Look, I know that some – many – most? – of you are turned off by the antics of the Wild Eyed Alliance during this session. Lord knows, so am I. If I had made the mistake of running again (and assuming the voters had put me back in, of course), you probably would have had to keep me away from sharp objects, I was so repulsed by the tone of Question Period. No doubt Alison Redford and her handlers are praying that The Herald’s Don Braid called it right when he wrote that the Wildrose assault has produced “a surge of sympathy for Redford.”
But the government’s behavior was just as low-brow, whether in their responses in Question Period, or, in the premier’s case, refusing time and again to answer the questions put to her, instead punting them to various ministers. Nothing in the rulebook says the premier can’t do that, but doing so repeatedly shows arrogance and contempt.
None of this nastiness should come as a surprise. This is a family feud. The amazing thing is not that the two branches of Ralph Klein’s PC Party now go for one another’s throats like so many rabid dogs. The amazing thing is how they managed to keep the peace under the same tent for as long as they did.

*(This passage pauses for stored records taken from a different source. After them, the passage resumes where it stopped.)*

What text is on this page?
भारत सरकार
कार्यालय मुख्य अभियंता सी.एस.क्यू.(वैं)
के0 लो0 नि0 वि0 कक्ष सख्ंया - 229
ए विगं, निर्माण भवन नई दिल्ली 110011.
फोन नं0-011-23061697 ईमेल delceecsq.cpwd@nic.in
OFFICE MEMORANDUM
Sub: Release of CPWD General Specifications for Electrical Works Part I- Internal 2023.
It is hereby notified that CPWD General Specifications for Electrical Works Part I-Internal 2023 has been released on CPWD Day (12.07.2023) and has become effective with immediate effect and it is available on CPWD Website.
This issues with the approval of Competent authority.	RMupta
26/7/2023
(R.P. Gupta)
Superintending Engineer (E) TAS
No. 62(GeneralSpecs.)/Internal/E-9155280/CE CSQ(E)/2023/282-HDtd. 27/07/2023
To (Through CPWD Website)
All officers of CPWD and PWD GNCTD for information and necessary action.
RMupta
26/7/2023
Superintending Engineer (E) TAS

But the behavior of the Wildrose is not the point. The point is the government’s performance and attitude. On that score, I am gobsmacked by how badly Alison Redford and the PCs fumbled nearly everything that came their way.
The premier’s spin machine is promoting the story that the opposition’s attacks somehow hamper her ability to govern. Let’s be real clear – it is not the opposition’s job to let the government get on with governing; it is the government’s job to govern in spite of the opposition.
Fortunately for Alison Redford, parliamentary democracy makes it easy to do that as long as you have a majority, and her government did it in spades, ramming ten major bills through the Legislature in five short weeks. The three opposition parties proposed well in excess of a hundred amendments, all but two of which the government defeated. Redford herself dismissed the opposition amendments as “erroneous, irrelevant, and not important.”
So there’s no question her government governed. The question is whether it’s governing well….and I think we all know the answer to that one.
The budget projections were wildly out of whack. The whistleblower protection law’s most likely impact is to make the process of blowing the whistle so onerous that nobody’s likely to take the chance to do it. Election finance reforms don’t change anything substantial. And Redford stumbled and fumbled from one scandal to another:
- the $430,000 campaign donation from Oilers owner Daryl Katz and his various family members and associates
- other allegations of illegal donations to the PC Party including allegations involving her sister
- the extent of her own involvement in choosing her ex-husband’s law firm to litigate the 10 billion dollar tobacco lawsuit
When she deigned to explain at all, she gave lawyer’s answers: yes, there’s a memo selecting the law firm with my signature on it dated while I was still justice minister, but my selection wasn’t the decision because the contract wasn’t signed until some months after I resigned from cabinet to run for the PC leadership.
Those distinctions work in court, but this isn’t court. This is government, and it operates – or should – both according to what is legal and what is right. Alison Redford and her government are getting tripped up almost daily by what is right.
On that note, the session ended with two more corkers, both of which go right to the heart of the Redford government’s inability to see the ethical forest for the legalistic trees.
The first is the one-bath-per-week for seniors and disabled people in long-term care. The lawyer in Alison Redford sees that the minimum standard is being met. The leader fails to grasp that the minimum standard isn’t good enough.
The second is Tourism Minister Christine Cusanelli’s apology for improperly charging more than $10,000 in expenses to her government credit card, including airline tickets to fly her mother and her daughter to the Summer Olympics in London, England. Cusanelli has paid all the money back and said she didn’t fully understand the expense process.
The lawyer in Alison Redford says that the money’s all been paid back and we move on from here. The leader fails to grasp that out here in the Real World, people are asking: “How could a cabinet minister not have known not to do that in the first place?”